Aisha Bukhari, our board member, took part in the Generation Energy Report as a council member, and we spoke about the report and what the next 10 years mean. It is a great roadmap, and I encourage everyone to look at it. It is a very ambitious vision.
There are many pathways to the energy transition whether it is through switching to cleaner power or using renewable fuels. The challenges will be changing people’s mindsets, attitudes, behaviours and habits.
One technology outcome I foresee is wind power and energy storage being married. This will play a big role in the mindset of people that are against wind energy projects. We will also see emerging technologies. We are in a very explosive and dynamic time in the energy sector so I’m excited to see what the next 10 years will bring to Canada.
What challenges does the Canadian renewable energy sector face in terms of growth? Are there solutions you would champion?
Undoubtedly, the biggest challenge for the renewable energy sector is the establishment of infrastructure – without infrastructure there will be no projects. We need transmission and power lines in order to interconnect projects to the grid. Another practical hurdle is in educating the public and the government about the importance of accepting renewable energy solutions.

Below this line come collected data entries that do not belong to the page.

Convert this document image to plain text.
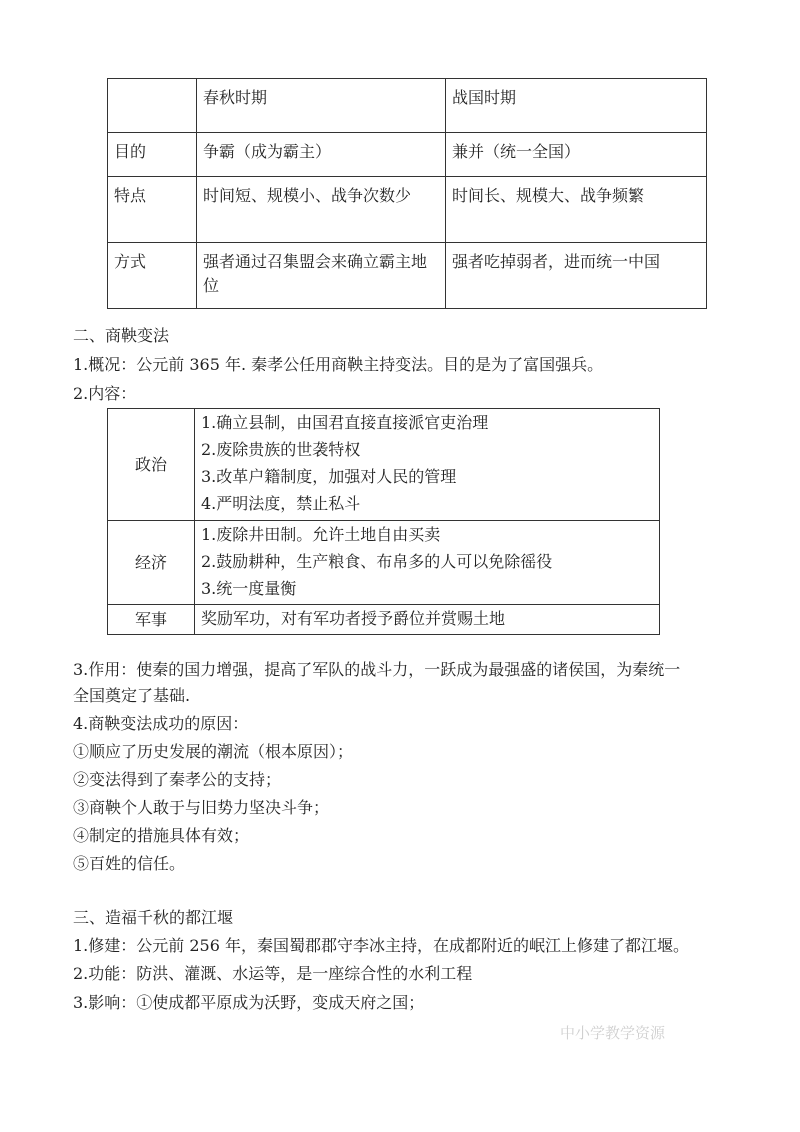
	春秋时期	战国时期
目的	争霸（成为霸主）	兼并（统一全国）
特点	时间短、规模小、战争次数少	时间长、规模大、战争频繁
方式	强者通过召集盟会来确立霸主地位	强者吃掉弱者，进而统一中国
二、商鞅变法
1.概况：公元前 365 年. 秦孝公任用商鞅主持变法。目的是为了富国强兵。
2.内容：
政治	1.确立县制，由国君直接直接派官吏治理
2.废除贵族的世袭特权
3.改革户籍制度，加强对人民的管理
4.严明法度，禁止私斗

经济	1.废除井田制。允许土地自由买卖
2.鼓励耕种，生产粮食、布帛多的人可以免除徭役
3.统一度量衡

军事	奖励军功，对有军功者授予爵位并赏赐土地
3.作用：使秦的国力增强，提高了军队的战斗力，一跃成为最强盛的诸侯国，为秦统一
全国奠定了基础.
4.商鞅变法成功的原因：
①顺应了历史发展的潮流（根本原因）；
②变法得到了秦孝公的支持；
③商鞅个人敢于与旧势力坚决斗争；
④制定的措施具体有效；
⑤百姓的信任。
三、造福千秋的都江堰
1.修建：公元前 256 年，秦国蜀郡郡守李冰主持，在成都附近的岷江上修建了都江堰。
2.功能：防洪、灌溉、水运等，是一座综合性的水利工程
3.影响：①使成都平原成为沃野，变成天府之国；
中小学教学资源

Many people see only the propaganda surrounding renewable energy projects.
“Undoubtedly, the biggest challenge for the renewable energy sector is the establishment of infrastructure – without infrastructure there will be no projects.”
However, while education is a huge challenge, it’s also a solution. Geographically, Canada is a massive country with many remote communities that are heavily reliant on diesel fuel – and have been for decades. From a health, societal and clean energy perspective, we need to become more viable and sustainable. By educating the public and government, we can develop a collaborative approach to energy solutions.